As your baby’s condition improves and they transition toward discharge, you will notice lines being removed one by one. Each line removed is a milestone.


Common Questions from NICU Parents

Does it hurt when lines are placed? The NICU team uses pain management protocols for all procedures. This typically includes sucrose (sweet solution on a pacifier), swaddling and positioning, and in some cases topical numbing agents. Neonatal pain management is taken seriously and has improved significantly. Ask your baby’s nurse about your unit’s pain management protocols.

Why does my baby need a line in the scalp? Scalp veins are often the most accessible peripheral veins in newborns, particularly in premature infants. The appearance can be alarming to parents, but scalp IV placement is standard in neonatal care. There is no harm to the brain from a scalp IV — the catheter is in a superficial vein, not the skull or brain.

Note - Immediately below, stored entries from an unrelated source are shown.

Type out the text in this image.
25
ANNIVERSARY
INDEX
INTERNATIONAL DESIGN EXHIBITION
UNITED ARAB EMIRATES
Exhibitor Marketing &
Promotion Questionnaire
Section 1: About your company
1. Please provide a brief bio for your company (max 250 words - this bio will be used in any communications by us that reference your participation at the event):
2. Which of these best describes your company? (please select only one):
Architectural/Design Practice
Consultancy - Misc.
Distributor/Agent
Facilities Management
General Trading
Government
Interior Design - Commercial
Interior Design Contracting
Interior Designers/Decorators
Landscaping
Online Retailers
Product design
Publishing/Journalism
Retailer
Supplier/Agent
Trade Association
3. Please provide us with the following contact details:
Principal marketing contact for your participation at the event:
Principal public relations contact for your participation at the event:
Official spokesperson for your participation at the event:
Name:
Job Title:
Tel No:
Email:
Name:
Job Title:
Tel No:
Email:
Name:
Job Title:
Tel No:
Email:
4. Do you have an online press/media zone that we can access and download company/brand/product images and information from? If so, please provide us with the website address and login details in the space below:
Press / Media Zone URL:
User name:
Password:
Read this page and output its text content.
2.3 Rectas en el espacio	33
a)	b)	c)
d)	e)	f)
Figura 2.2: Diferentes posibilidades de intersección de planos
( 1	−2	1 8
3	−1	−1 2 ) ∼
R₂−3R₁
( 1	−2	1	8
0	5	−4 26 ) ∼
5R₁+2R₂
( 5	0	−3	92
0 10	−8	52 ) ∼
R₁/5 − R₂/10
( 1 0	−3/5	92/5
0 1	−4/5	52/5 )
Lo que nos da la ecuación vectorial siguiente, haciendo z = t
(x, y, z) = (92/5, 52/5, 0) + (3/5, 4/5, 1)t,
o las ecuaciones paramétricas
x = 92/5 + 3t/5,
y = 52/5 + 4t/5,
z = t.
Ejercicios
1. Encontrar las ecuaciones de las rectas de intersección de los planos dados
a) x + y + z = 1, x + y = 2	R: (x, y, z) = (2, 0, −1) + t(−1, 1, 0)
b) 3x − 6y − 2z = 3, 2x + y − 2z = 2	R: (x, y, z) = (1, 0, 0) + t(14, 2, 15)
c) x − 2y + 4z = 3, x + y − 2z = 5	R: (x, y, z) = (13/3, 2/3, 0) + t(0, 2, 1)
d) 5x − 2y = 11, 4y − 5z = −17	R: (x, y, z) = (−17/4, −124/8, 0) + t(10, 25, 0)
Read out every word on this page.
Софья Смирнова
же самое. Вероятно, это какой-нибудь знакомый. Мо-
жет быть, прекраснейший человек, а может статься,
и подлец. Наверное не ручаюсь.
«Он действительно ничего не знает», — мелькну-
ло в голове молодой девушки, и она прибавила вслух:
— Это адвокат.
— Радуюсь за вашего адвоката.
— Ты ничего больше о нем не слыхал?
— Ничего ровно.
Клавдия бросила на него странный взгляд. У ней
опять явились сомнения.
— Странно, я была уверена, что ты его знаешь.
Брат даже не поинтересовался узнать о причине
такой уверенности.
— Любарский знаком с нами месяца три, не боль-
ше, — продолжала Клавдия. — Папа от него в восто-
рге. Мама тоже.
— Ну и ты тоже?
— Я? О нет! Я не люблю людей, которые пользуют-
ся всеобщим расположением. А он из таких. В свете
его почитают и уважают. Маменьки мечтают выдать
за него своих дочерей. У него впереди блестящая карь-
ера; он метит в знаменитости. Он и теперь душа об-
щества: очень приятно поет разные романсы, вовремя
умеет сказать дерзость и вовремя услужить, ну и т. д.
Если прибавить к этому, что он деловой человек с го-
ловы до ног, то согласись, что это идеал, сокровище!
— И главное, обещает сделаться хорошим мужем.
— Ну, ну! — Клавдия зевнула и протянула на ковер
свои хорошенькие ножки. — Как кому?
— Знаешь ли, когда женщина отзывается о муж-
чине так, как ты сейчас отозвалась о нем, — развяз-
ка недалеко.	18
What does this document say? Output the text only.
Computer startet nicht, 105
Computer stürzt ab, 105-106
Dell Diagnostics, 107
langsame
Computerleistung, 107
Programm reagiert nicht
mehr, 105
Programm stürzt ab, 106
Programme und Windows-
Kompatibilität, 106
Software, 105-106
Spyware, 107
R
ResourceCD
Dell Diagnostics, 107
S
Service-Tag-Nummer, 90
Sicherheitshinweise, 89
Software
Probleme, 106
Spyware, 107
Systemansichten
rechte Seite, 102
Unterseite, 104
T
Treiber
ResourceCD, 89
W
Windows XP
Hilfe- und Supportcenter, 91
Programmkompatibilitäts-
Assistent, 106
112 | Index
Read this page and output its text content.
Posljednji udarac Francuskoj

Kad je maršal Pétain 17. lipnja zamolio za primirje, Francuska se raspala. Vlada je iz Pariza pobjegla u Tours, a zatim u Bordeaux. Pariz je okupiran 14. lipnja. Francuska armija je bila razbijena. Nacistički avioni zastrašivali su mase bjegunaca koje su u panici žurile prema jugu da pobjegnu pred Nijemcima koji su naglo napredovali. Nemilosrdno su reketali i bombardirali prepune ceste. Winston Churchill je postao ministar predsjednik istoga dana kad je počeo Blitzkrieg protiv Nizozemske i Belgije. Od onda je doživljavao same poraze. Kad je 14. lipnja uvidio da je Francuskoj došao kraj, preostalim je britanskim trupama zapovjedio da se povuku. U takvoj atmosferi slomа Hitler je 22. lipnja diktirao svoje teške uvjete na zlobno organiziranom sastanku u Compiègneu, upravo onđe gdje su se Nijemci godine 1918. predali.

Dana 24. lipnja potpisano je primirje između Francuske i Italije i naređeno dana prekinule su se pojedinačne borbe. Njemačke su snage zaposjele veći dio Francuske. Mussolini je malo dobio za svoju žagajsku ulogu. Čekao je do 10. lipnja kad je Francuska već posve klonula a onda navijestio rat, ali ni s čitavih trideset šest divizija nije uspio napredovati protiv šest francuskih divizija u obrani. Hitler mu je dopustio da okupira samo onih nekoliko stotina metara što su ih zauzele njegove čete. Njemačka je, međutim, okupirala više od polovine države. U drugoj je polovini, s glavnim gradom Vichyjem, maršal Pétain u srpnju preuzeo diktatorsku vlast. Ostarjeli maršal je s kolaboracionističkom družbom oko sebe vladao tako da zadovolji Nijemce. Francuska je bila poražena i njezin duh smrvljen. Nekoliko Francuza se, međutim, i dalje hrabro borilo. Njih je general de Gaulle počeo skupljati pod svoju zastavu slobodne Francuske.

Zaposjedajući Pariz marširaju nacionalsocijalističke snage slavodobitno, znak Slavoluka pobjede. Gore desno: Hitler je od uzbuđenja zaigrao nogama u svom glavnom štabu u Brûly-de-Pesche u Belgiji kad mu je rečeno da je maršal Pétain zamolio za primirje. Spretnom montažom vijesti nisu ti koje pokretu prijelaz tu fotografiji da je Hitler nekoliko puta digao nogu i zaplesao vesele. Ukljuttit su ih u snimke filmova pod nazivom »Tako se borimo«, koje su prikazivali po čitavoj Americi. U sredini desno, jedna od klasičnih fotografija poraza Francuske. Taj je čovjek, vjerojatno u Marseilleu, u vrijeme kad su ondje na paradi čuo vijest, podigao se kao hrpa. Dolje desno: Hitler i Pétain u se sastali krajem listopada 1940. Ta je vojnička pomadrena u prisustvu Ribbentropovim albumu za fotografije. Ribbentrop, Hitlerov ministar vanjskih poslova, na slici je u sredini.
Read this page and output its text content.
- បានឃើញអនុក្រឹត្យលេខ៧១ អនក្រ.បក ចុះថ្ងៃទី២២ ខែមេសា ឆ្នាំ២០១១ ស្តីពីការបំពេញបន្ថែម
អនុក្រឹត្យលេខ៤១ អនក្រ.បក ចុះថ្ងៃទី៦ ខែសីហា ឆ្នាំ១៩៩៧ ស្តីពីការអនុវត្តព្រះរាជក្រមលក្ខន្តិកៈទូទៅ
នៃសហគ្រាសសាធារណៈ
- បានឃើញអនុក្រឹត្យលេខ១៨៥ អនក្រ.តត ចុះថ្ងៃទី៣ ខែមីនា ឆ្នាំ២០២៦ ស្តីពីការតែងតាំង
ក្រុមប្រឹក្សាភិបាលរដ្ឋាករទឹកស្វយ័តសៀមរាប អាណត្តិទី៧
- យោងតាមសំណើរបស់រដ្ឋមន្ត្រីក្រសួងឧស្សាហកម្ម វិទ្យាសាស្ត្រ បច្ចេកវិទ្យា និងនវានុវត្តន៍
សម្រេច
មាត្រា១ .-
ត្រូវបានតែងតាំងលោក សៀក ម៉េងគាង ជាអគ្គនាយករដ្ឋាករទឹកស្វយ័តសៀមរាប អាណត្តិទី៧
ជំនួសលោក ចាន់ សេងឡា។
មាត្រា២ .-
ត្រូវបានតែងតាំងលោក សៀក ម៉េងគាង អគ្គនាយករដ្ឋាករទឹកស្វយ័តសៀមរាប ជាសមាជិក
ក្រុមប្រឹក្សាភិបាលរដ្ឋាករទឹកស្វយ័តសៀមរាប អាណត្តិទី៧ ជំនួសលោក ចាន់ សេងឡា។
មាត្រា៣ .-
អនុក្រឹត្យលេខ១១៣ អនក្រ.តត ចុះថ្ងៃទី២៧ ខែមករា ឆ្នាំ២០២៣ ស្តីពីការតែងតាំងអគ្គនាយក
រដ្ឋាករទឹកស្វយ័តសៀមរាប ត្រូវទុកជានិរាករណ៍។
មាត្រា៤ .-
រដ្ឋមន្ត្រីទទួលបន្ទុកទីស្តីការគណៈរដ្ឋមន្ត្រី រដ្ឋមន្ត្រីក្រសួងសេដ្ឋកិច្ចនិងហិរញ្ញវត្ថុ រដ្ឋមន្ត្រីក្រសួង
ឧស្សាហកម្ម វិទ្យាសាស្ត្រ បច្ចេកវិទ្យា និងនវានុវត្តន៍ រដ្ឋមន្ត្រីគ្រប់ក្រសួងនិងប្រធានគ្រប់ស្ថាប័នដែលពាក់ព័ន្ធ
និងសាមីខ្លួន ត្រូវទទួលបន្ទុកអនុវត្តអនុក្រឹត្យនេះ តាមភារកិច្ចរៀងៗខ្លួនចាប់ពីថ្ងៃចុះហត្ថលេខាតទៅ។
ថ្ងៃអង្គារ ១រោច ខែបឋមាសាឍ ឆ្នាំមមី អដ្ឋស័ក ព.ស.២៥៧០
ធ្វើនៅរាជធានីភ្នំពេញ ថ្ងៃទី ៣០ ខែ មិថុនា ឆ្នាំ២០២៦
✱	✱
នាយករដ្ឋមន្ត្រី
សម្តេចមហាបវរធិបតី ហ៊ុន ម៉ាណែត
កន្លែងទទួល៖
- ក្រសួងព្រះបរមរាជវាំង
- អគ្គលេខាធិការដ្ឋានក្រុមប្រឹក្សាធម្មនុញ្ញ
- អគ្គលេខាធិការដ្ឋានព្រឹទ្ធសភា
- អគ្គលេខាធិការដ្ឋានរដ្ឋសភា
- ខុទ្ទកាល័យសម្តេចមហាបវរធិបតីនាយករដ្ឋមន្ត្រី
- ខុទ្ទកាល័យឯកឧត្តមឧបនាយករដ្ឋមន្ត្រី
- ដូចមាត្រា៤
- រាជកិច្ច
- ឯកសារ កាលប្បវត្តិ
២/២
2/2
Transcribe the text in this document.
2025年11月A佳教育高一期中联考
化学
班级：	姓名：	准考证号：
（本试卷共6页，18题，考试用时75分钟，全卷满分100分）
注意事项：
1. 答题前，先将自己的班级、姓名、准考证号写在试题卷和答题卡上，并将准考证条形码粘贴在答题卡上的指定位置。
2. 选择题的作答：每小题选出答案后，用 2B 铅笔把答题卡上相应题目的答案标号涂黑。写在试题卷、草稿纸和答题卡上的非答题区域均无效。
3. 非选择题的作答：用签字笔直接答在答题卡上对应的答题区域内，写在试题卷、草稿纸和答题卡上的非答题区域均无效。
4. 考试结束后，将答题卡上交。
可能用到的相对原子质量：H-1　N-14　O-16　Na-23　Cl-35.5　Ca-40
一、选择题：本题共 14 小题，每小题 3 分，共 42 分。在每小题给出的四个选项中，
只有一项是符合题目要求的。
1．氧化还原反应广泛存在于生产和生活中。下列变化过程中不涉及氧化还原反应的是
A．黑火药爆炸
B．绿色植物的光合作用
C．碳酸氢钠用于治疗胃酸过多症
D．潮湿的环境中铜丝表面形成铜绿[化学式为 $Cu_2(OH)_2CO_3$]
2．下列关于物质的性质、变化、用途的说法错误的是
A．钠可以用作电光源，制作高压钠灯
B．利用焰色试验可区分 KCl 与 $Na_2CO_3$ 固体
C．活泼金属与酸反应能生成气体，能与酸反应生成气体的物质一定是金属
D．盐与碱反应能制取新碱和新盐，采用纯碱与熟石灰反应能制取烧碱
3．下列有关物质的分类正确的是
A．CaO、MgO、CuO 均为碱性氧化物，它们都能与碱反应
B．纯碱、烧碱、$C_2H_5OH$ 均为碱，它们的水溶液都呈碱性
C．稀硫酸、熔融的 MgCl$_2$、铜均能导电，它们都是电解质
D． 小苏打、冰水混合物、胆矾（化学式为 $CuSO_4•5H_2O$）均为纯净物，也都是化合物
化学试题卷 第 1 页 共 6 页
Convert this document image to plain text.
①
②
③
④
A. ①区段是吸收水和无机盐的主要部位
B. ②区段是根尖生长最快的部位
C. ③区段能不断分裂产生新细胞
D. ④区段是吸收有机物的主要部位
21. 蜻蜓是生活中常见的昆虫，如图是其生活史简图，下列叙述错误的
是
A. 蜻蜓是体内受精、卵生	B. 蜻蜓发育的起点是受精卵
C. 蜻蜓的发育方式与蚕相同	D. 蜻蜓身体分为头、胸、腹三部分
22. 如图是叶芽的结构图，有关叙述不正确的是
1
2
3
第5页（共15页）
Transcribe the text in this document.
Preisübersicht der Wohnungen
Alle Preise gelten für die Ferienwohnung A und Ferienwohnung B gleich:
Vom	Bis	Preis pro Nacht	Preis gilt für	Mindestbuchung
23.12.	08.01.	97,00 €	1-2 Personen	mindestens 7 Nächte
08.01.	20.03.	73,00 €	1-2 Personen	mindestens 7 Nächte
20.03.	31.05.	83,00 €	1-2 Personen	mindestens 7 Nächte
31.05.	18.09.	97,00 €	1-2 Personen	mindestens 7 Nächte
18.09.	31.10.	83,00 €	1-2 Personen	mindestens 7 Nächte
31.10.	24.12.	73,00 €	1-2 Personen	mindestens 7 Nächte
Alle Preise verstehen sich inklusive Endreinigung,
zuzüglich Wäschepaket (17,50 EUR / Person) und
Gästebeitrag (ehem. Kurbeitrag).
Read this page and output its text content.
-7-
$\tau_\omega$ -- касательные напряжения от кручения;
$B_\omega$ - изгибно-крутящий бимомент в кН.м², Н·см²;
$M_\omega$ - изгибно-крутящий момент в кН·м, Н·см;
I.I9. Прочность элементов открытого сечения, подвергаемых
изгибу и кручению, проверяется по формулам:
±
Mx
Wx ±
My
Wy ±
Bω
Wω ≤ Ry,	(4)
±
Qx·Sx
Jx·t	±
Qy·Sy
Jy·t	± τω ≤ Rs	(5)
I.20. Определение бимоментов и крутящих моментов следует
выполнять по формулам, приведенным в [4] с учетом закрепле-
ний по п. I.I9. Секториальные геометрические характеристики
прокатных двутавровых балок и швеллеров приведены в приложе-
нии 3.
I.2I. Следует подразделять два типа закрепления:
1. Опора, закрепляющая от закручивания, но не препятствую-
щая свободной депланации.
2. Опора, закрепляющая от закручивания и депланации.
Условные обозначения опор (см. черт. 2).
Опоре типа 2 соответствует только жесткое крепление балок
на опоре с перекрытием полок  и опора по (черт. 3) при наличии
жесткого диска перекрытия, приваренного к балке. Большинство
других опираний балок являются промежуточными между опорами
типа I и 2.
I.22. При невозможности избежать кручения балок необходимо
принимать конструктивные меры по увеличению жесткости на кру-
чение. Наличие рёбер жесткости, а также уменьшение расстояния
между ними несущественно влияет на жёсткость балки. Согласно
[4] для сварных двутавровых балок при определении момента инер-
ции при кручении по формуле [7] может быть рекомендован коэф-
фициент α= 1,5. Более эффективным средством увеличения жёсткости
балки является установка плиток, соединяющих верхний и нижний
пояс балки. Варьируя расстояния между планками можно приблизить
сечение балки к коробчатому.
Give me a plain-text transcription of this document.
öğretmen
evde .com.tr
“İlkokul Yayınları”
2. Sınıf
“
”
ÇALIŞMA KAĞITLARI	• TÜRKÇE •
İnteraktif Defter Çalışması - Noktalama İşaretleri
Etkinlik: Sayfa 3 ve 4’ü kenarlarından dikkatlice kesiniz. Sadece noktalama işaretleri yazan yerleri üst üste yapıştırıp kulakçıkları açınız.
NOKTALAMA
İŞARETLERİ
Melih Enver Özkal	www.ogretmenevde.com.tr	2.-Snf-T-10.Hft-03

Is my baby at risk of infection from these lines? All vascular access carries infection risk. NICU teams follow strict protocols to minimize this risk, including careful insertion technique, regular site assessment, daily evaluation of whether the line is still needed, and prompt removal when the line is no longer necessary. You can help by following hand hygiene guidance.

What happens if a line falls out at night? The nurse will assess your baby and, if access is still needed, work with the care team to re-establish it. Lines are secured carefully to minimize the chance of accidental removal, but this can happen. It does not mean anyone did anything wrong.



This guide is for educational purposes. Neonatal vascular access practices vary by institution, patient weight and gestational age, and clinical condition. Your baby’s NICU team — nurses, neonatologists, and vascular access specialists — are your primary source of information about your baby’s specific lines and care.